The authors describe how the BAT Social Report does not list those invited to stakeholder meetings, and how meetings were conducted under Chatham House rules in which participants were not permitted to reveal discussions to outsiders or make any details public. It also details how many of the measures highlighted in the report which allegedly tackle the health problems associated with smoking actually serve to exacerbate them. The company's advocacy of an increase in the legal minimum age for sales of cigarettes from 16 to 18, for example, is widely viewed by tobacco control advocates as being at best ineffective and probably harmful, reinforcing the message that smoking is an adult activity and thus heightening its appeal to teenagers.

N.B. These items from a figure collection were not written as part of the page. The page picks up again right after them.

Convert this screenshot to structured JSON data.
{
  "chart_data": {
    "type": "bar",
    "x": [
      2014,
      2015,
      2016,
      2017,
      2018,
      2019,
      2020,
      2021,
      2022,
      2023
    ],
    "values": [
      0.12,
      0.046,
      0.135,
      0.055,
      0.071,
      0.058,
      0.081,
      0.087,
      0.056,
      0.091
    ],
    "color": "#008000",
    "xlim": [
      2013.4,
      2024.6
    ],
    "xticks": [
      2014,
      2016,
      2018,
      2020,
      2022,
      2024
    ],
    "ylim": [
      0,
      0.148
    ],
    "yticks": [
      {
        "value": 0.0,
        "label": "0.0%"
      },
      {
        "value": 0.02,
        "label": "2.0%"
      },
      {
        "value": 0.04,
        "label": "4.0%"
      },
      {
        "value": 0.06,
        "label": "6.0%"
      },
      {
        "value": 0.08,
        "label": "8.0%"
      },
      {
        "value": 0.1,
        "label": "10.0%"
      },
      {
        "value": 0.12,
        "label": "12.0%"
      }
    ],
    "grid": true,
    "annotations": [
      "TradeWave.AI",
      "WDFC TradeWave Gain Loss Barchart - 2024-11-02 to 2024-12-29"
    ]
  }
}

The authors say: 'The central idea behind CSR is that corporations should work to improve their environmental and social impacts, with an emphasis on voluntarily developing practices that exceed standards required for legal compliance,' say the authors. 'The tobacco companies would argue that as long as it is legal to make cigarettes, then surely it is right to recognise any steps the tobacco industry is taking to act more responsibly. But the tobacco industry is cynically highlighting carefully selected examples of philanthropy and good practice in an attempt to defuse pressure from the effective control measures that would promote global health and so jeopardise the industry's future profits.

'We believe that it is extremely difficult to reconcile proclaimed social responsibility with the manufacture of products which kill around half of their consumers and which will, according to WHO, account for ten million deaths worldwide each year by 2030.

'The ongoing practices of tobacco companies in developing countries confirm that their discovery of CSR is merely an attempt to rehabilitate themselves in the eyes of the public and with the financial markets; it does not indicate any significant change in the appalling way they do business.

'Tobacco companies are being allowed to hijack CSR, and the commendable ideals behind the concept will lose their legitimacy and the support of the public ', comments Jeff Collin. 'CSR should not be used as a 'greenwash', or a public relations opportunity by disreputable corporations seeking to appear respectable while peddling death and disease to millions'.